Cíclicamente, debido a fenómenos naturales, como tormentas tropicales y lluvias intensas, este valle, una de las regiones más productivas del país, sufre pérdidas millonarias y daños a la infraestructura que no logra recuperar a corto plazo.
Manuel Hernández Aguilar, presidente de la Federación de Cámaras de Comercio e Industrias de Honduras (Fedecamara), tiene la convicción “de que el nuevo gobierno, junto con la empresa privada y las comunidades locales debe colaborar de forma conjunta en el desarrollo de estas obras”.
En particular, Hernández destaca la represa de El Tablón como un proyecto clave que ofrece una gran ventaja para el valle de Sula, el cual resulta esencial para avanzar en soluciones que protejan a la población y fomenten el crecimiento económico.

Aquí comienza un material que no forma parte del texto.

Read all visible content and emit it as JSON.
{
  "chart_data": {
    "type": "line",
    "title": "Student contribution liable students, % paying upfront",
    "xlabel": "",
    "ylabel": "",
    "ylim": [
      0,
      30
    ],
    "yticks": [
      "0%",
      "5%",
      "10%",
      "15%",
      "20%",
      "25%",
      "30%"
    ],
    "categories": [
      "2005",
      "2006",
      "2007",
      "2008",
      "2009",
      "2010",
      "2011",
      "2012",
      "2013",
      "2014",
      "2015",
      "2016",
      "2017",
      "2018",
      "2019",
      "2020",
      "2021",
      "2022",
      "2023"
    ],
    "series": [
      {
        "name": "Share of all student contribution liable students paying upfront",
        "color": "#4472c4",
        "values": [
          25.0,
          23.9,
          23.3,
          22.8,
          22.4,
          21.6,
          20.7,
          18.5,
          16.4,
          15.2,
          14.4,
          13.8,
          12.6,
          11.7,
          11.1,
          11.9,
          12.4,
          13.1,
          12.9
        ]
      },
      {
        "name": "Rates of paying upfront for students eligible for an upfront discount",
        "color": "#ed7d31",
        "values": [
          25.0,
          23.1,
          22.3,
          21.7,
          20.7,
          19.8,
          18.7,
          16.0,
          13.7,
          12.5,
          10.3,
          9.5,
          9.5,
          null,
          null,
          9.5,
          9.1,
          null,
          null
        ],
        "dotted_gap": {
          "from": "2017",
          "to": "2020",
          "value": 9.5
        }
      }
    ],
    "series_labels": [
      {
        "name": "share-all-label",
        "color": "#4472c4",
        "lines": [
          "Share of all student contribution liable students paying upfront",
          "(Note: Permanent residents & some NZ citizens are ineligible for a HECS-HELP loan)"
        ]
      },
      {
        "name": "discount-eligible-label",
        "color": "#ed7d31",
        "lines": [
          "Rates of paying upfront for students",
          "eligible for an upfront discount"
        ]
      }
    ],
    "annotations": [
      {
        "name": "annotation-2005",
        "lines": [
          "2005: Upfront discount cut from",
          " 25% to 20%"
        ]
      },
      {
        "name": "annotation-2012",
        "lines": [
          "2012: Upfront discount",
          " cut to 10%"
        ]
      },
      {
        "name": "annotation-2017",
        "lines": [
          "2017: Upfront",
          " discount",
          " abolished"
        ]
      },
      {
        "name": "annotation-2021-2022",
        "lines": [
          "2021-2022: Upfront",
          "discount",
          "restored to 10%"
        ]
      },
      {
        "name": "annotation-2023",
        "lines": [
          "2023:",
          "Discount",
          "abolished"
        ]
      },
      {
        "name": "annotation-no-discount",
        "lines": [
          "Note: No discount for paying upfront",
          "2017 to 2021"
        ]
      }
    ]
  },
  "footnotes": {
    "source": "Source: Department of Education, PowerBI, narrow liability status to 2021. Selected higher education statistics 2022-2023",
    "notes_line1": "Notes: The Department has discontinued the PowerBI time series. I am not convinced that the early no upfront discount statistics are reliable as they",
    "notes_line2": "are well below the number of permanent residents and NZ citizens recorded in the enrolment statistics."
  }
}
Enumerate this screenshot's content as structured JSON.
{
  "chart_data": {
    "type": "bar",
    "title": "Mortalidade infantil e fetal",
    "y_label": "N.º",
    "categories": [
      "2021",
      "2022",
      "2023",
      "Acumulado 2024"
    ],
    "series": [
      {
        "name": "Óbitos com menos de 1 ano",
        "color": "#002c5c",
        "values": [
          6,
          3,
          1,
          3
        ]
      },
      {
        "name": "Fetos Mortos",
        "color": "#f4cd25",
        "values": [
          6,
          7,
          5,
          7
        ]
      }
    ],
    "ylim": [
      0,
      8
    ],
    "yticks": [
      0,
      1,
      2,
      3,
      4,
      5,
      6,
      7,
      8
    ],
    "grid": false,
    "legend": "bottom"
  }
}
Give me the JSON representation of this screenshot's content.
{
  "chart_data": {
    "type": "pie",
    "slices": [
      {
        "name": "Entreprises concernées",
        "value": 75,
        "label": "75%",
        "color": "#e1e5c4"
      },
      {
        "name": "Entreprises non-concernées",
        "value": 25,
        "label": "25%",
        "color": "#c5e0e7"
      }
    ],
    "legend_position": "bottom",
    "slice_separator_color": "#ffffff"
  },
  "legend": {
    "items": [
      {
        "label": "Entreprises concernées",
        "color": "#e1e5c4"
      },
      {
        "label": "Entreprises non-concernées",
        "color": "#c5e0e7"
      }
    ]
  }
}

Hernández enfatiza que “el país no puede continuar con retrasos en estos proyectos porque las consecuencias afectan no solo al valle de Sula, sino a toda la población que después sufre por limitaciones económicas y falta de oportunidades laborales por la baja inversión”
El líder ha participado en múltiples reuniones con expertos y empresarios para analizar la situación actual de los estudios relacionados con la represa. Según él, estas discusiones revelan la urgencia de actuar con rapidez para mitigar los riesgos que representan las inundaciones periódicas.
El proyecto de El Tablón se remonta a la década de 1970, no obstante, ningún gobierno ha logrado materializarlo. Dado que han transcurrido varias décadas, las autoridades centrales han solicitado la actualización de los estudios para determinar su factibilidad, por ejemplo, en 2007, la consultora canadiense SNC-Lavalin International Inc., realizó la última revisión.
Los expertos precisaron inicialmente que el lugar indicado para la construcción inicial está situado en el río Chamelecón, específicamente en la zona de El Tablón, dentro del municipio de Quimistán, Santa Bárbara.
Esta ubicación estratégica permite regular el caudal del río y prevenir desbordamientos que impactan al Valle de Sula. Sin embargo, propuestas posteriores han sugerido ajustes, como un desplazamiento a la comunidad de Los Limones, a unos 13 kilómetros del sitio original, para minimizar impactos en áreas residenciales.
No obstante, las condiciones socioeconómicas en esa zona del país han cambiado considerablemente a medida que han transcurrido los años, lo que hace menos factible la represa. El crecimiento demográfico, la expansión urbana y las variaciones en patrones agrícolas han alterado el panorama, incrementando costos y complejidades que frenan la viabilidad actual del proyecto en su forma original.